2.21.2011

Last Day with My Belly Friend

Monday, 21 Feb 11, 11.35am at home

Dear my diary..
Today is the last day my baby stays in my womb, today is also the last day I have a family of two. I know my life will be totally changed after my baby is born. Will my life be better off after this?

My parents and brother are in Hk at the moment. My dear hubby is also taking paternity leave for almost 2weeks. I have my beloved family members around me now, I feel safe and warm.

Diary, please pray my safe delivery tomorrow at 11am. Hope the baby and me will be safe and sound.

- Mommy-to-be Abbie -

2.10.2011

Last Weeks of My Pregnancy

Thursday, 10 Feb 11, 12.20pm at home
Dear my little diary,
Time passes by so fast. It is now already second month in the year 2011. I am still pregnant now, yes, very pregnant which means my belly reaches its maximum size at this moment. I have started my count-down, it is only 12 days to my baby's delivery day. We have scheduled the c-section on 22 Feb, at that time my baby will be 38 weeks old. My body is already so fat and heavy but my baby's weight is still so light. This is not fair! Why do all the fats just stuck in my body and never go down to my baby??

At this time, I am having dilemmas:
1. About My Privacy
Right now I am enjoying my me-time and quality time with my hubby so much. I know that once the baby is born; my time, my focus, and my money will be all about my baby till the day I leave this earth. Am I exaggerating too much? No. This is the fact, it's just that some people unconsciously/happily do it so they don't feel the burden at all (Group 1). However, some other people feels burdened but they are afraid to say it out loud since it is unethical to do so (Group 2). There are also a group of people who don't want this commitment so they choose to be free like a bird for their whole lives (Group 3). I have firmly chosen to be in Group 1, having baby has been my dream since many centuries ago. It's just that I don't feel I am prepared and ready enough to welcome a motherhood life. *Are you sure you are not in Group 2?* Hush! I will be ready when the time comes.

2. About My Body
Sometimes I get jealous when I see other girl with sexy body, perfect make-up, elegant dress, and high-heel shoes walking so confidently. Look at me now! I am fat with bumps everywhere (not only tummy bump), darker skin, cellulite everywhere, wearing auntie dress, flat shoes, and hardly able to walk straight (plus a beep-beep warning "Stay away, I can collapse anytime!"). What a contrast! In this situation, I wish time can go faster so I can go back to old-me soon. However, when I have quality time with my baby, I feel that I will miss this baby bump some day. How I wish I can make the time going slower so I can enjoy my pregnancy time longer. Sometimes I feel confident walking in the crowd with this out-of-shape body. It's just that I try to avoid having meal in restaurant alone because it makes me look like a fat pig even more.

3. About My Baby
I really enjoy every movement that my baby makes inside my womb. The feeling is so priceless! I like carrying my baby wherever I go, I like talking to my baby whenever I like and waiting for a response from him. It's quite sad to know that the time is almost over. But at the same time, I can't wait to see and hug my own baby!

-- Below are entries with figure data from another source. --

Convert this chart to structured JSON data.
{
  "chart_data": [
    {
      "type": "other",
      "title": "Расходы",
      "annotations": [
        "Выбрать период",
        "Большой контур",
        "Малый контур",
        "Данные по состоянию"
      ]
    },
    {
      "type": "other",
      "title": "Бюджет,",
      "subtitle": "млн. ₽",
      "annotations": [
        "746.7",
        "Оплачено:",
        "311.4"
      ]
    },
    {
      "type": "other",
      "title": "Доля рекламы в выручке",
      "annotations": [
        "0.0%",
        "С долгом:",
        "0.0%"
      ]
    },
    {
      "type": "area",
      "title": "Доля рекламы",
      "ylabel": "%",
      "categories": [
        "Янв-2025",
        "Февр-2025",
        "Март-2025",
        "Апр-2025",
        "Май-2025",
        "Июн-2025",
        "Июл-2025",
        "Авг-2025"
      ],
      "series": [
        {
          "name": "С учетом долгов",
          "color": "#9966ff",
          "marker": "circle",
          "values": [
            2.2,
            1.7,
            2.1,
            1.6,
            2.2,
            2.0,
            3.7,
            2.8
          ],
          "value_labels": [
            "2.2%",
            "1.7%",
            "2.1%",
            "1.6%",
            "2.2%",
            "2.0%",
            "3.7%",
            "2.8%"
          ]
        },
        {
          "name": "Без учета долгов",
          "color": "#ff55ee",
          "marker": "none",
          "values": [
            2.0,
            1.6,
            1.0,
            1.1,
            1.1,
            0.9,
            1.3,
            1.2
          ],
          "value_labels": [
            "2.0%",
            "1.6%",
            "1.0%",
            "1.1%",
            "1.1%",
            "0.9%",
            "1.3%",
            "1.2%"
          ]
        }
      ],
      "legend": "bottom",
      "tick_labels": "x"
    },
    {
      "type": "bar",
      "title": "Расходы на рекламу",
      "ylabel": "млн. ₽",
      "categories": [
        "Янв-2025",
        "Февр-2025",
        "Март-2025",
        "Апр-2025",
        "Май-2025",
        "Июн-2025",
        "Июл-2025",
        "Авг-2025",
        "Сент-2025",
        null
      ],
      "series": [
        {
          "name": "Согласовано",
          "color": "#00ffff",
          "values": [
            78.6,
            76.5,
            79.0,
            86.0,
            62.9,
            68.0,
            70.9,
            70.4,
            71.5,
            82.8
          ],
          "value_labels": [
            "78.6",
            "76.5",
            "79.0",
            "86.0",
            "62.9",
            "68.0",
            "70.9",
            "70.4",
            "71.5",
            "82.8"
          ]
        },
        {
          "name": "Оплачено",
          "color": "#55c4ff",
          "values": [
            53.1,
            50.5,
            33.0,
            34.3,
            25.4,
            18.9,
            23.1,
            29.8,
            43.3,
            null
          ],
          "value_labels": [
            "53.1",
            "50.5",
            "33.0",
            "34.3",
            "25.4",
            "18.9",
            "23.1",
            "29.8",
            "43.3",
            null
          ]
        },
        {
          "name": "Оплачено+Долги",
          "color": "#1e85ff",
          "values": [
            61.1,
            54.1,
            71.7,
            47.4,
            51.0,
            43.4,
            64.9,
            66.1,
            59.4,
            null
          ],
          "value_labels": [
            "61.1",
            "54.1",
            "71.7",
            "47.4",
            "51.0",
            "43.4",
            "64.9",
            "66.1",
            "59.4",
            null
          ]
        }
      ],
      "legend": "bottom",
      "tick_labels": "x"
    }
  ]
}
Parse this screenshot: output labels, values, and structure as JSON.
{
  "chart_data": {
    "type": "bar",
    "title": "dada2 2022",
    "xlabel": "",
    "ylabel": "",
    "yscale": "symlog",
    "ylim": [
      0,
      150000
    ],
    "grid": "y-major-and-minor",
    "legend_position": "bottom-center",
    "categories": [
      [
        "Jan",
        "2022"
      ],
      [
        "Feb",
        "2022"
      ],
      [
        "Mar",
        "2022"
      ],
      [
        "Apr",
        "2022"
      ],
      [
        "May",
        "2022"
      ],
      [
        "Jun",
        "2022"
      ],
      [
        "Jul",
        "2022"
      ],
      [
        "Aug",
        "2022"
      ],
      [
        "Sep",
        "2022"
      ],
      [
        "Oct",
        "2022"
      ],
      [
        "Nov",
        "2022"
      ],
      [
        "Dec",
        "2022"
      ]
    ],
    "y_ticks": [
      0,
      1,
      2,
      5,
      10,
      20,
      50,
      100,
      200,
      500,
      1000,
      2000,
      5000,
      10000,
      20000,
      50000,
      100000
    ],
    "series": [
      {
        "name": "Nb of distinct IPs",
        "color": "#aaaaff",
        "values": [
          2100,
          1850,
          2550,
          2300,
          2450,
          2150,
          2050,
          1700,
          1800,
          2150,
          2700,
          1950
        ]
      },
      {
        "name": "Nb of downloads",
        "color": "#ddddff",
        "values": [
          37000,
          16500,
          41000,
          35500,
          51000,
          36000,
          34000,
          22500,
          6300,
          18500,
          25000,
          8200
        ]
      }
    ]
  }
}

In these 12 days, I will really use my time to enjoy these last moments of being pregnant because:
1. I will have no excuse to eat a lot after this.
2. I will have no excuse to sleep and be lazy by saying my baby needs me to rest.
3. I will have no excuse that I am dumb and forgetful because of pregnancy brain fog. Once I am dumb, face it, it's a reality.
4. I will have no excuse that I don't look good now because I am carrying a baby boy (my feminine hormone and my baby's masculine hormone crash). So, once I look ugly, yea, that's me, accept it or not.
5. I will have no excuse to nag my hubby to do some house-works and go to fancy places because the baby wants to eat something good.